金融分野におけるサイバーセキュリティに関するガイドライン

金融庁 / 2024年10月4日

fsa-cybersecurity-guideline-20241004.pdf…-20241004.txt

原典: https://www.fsa.go.jp/news/r6/sonota/20241004/18.pdf


金融庁が2024年10月4日に制定した、銀行・保険・証券・資金決済など広範な「金融機関等」を横断的に対象とするサイバーセキュリティの監督上の着眼点集。従来の監督指針等(システムリスク管理規定)を補い、ガバナンス・特定・防御・検知・対応・復旧・サードパーティリスク管理を一貫した枠組みで具体化した、より詳細な実務基準である。

概要

根底にある問題意識は、サイバーインシデントによる業務中断が顧客に大きな影響を与え、金融機関ひいては金融システム全体の信頼を毀損しかねない「経営課題」だという点にある。したがってサイバーセキュリティはIT・システム部門だけで確保できるものではなく、経営陣の主体的関与のもと、企画・広報・コンプライアンス・リスク管理・監査など各部門が連携する組織全体のガバナンスとして構築することを求める。内容は各論点ごとに、一般的に実施すべき「基本的な対応事項」と、規模・特性に応じて参照すべき「対応が望ましい事項」の二層で記載される。一律の水準を課すのではなく、自らのリスクを評価して優先順位をつける「リスクベース・アプローチ」を前提とし、形式的遵守ではなく実質的・効果的な対応を期待する。グループを形成する場合は海外拠点を含め整合的な態勢を整える必要がある。

ガイドラインの位置づけと基本的な考え方

銀行・生命保険・損害保険・証券・資金決済の各分野は、サイバーセキュリティ基本法上の重要インフラ事業者に指定されており、サービスを安定的・適切に提供する責務を負う。本ガイドラインは、この責務と各業法(業務の健全かつ適切な運営の確保)を背景に、監督指針等とは別に策定された、より詳細な指針である。対象は主要行等、中小・地域金融機関、保険会社、金融商品取引業者、資金移動業者、暗号資産交換業者、清算・振替機関等、金融商品取引所など、監督指針等にサイバーセキュリティ管理の定めがある広範な「金融機関等」に及ぶ。

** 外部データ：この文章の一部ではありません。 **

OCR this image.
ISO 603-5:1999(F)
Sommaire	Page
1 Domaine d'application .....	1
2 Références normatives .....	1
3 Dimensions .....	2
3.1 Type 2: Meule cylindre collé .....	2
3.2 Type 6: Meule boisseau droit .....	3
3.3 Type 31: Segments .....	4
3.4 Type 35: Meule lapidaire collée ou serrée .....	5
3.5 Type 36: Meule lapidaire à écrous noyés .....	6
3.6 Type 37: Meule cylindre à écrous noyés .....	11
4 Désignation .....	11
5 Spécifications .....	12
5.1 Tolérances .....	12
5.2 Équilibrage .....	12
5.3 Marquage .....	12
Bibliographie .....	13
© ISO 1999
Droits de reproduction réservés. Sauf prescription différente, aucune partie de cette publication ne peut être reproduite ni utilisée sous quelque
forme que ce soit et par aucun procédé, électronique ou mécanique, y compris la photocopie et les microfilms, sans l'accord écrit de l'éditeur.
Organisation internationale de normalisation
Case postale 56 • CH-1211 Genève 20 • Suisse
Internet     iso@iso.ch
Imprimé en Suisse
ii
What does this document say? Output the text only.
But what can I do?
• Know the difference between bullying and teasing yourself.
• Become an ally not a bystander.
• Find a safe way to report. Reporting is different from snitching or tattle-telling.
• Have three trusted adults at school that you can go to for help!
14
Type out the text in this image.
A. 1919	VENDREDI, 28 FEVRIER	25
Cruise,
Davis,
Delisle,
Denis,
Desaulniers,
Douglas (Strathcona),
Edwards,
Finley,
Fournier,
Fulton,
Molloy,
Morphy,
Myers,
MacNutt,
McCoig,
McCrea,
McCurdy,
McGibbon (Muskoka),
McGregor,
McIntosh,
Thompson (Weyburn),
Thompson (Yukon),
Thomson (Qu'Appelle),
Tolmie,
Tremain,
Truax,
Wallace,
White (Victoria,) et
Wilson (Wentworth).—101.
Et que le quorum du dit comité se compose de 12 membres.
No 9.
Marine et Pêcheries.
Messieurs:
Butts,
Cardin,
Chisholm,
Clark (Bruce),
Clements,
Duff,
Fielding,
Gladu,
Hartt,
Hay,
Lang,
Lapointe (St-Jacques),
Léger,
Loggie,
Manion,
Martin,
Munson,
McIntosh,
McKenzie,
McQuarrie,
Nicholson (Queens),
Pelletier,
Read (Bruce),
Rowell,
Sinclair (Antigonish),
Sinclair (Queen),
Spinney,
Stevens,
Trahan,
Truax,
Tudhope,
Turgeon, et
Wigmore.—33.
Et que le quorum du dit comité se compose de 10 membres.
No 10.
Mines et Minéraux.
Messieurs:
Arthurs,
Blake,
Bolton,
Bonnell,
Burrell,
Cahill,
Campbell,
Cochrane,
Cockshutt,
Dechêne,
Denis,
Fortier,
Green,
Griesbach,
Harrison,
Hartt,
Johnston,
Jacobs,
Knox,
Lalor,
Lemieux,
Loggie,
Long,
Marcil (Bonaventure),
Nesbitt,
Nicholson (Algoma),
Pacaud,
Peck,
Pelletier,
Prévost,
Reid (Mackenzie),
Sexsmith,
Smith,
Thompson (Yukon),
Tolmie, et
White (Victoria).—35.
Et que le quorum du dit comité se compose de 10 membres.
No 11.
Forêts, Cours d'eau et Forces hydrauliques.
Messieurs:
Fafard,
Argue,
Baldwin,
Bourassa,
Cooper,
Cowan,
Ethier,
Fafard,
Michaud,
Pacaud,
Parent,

最大の特徴は二層構造である。基本的な対応事項は、IT資産の適切な管理やパッチ適用など、いわゆるサイバーハイジーンとして一般的に実施する必要のある基礎的事項を指す。一方対応が望ましい事項は、地域社会・経済に大きな影響を及ぼしうる先で実践が望ましい取組みや、海外当局・金融機関との対話で把握した先進的取組みなど、大手金融機関や主要な清算・振替機関等が参照すべき優良事例である。いずれも一律対応を求めるものではなく、各社が事業環境・経営戦略・リスク許容度を踏まえてリスクを特定・評価し、重要性・緊急性とリソース制約に応じ優先順位をつけて低減措置を講じることが眼目となる。金融庁の検査・モニタリングもこのリスクベースの観点で行われる。

経営陣の役割と責務

本ガイドラインは経営陣の関与を繰り返し強調する。取締役等の役員は会社法・各業法上の責務を負うため、規模・特性やリスクに照らして管理態勢が不十分なことに起因して自組織や第三者に損害が生じた場合、善管注意義務違反や任務懈怠による損害賠償責任を問われ得るとされ、サイバーセキュリティは「経営責任が問われかねない問題」と明示される。これが現場任せを許さない根拠である。経営陣・取締役会等に求められる主な事項は以下のとおり。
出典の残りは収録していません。